Monday, January 10, 2011

Straus Wins GOP Caucus' Speaker Vote

Quorum Report tweets that Speaker Straus has won the Republican caucus vote for Speaker with 70 out of 100 votes (for more information on the unorthodox practice of taking a caucus vote for House Speaker see Legislative Queery's post UPDATE: Chisum Remains in Speakers Race).

Unconfirmed reports indicate that the vote was stopped after Straus received 70 votes so it is possible that he actually had much broader support. It is now all but certain that Joe Straus will remain House Speaker for another session. With that settled the next major step in getting the session underway will be the adoption of the House's rules, followed by the appointment of committee chairs by the Speaker.

Straus is a Republican from Bexar County. He has been praised for his even-handed and statesmen-like approach to the Speakership and vilified by the far right for not suppressing moderate and liberal members.

The Texas State Constitution allows the House to adopt its own rules within certain guidelines. The rules generally remain about the same with minor tweaks here and there to address issues that have risen since the last revision. It takes a two-thirds majority of the House to approve the rules.

(With the new Republican super-majority it is possible that an attempt will be made to majorly edit the rules to make it easier to pass conservative legislative priorities. Last session a change in Senate Rules allowed voter suppression legislation that had stalled in previous sessions to sail through the Senate, creating a major crisis when it reached the House and the Democratic leadership slowed House business to a standstill to prevent its passage. It is possible that something similar may be tried in the House this session.)

Once the rules have been adopted the next order of business is for the Speaker to appoint chairs, vice-chairs and members to each of the House's standing committees (the exact number and nature of committees is laid out in the House Rules, so appointments can not be made until the rules are agreed upon). Committee Chairs determine which bills will receive hearings and in what order and which bills will be voted out of committee. A chairpersonship is a very powerful position.

Historically both Democratic and Republican speakers have appointed chairs from both parties with the appointments roughly divided between parties in proportion to that party's seats in the House. If that pattern holds true we should see about 11 Democratic committee chairs and 23 Republicans.

Assuming the committee structure this session is similar to what it's been in the past (which seems likely), most media will be focused on the chairs of the Appropriations, Elections, Redistricting, Border and Intergovernmental Affairs, State Affairs and Ways and Means committees. These committees will likely handle the highest profile issues like the budget, voter suppression, redistricting, and immigration. It is very likely that all of those chairpersonships will go to Republicans.

Most of the legislation that will most directly effect the queer community, however, is likely to go through the Public Education Committee (anti-bullying), the Criminal Jurisprudence Committee (Hate Crime reform) and the Insurance Committee (insurance non-discrimination).

Straus's chairs last session of those committees were: Rob Eissler (R), Public Education; John Smithee (R) - Insurance and Pete Gallego (D) - Criminal Jurisprudence.

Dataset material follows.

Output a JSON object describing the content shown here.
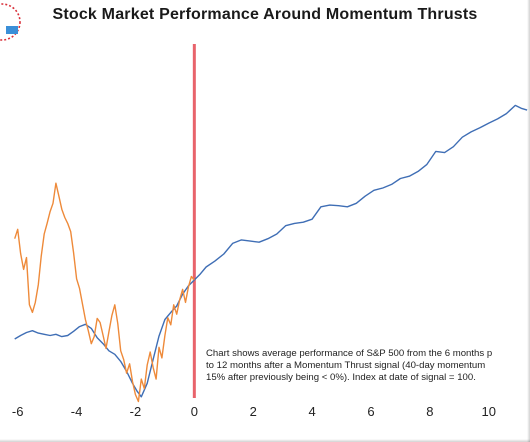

Last session Chairman Eissler was fairly supportive of anti-bullying legislation, scheduling it for a hearing and bringing it up for a vote, if a bit late in the session. He supported Straus's bid to remain speaker so it seems likely that he may keep his chairmanship. If so, the public attention on bullying and the early filing of several anti-bullying bills will likely mean an earlier hearing date, and hopefully earlier passage out of committee.

Chairman Smithee is one of what I like to call the "gang of 37" - arch conservatives who have consistently opposed any legislation that improves the lives of queer people - regardless of how minor. If he remains chairman of the House Committee on Insurance it seems unlikely that any effort to outlaw insurance discrimination based on Sexual Orientation or Gender Identity and Expression will succeed.

Smithee is also frequently named as a potential candidate for Speaker. He has supported Straus in the past but his potential as a rival makes it important for Straus to reward his loyalty. It seems almost certain that Smithee will be appointed as a committee chair... but which one? Speaker Straus will want to be certain that the chairs of the high profile committees and the chairs of the procedural committees like Calendars are all Republican stalwarts. He may choose to promote Smithee to a more powerful position. If so, we may have a new chair of Insurance, and a new hope for justice.

Chairman Gallego has a solid record of votes in favor of the best interest of the queer community. Last session his committee sent through Marc Veasey's HB 616 (refiled this session as HB 172) which would study the effectiveness of Texas' current Hate Crimes Law and suggest improvements, but the bill stalled waiting to reach the House floor.

There will be fewer Democratic Chairs this session, there is no getting around that. Gallego may be one of the Democrats who lose their chairmanship. I will be watching this appointment carefully.

Expect to learn the new lineup of committee chairs within a week or so. The outcome is crucial to the eventual success or failure of many vital bills.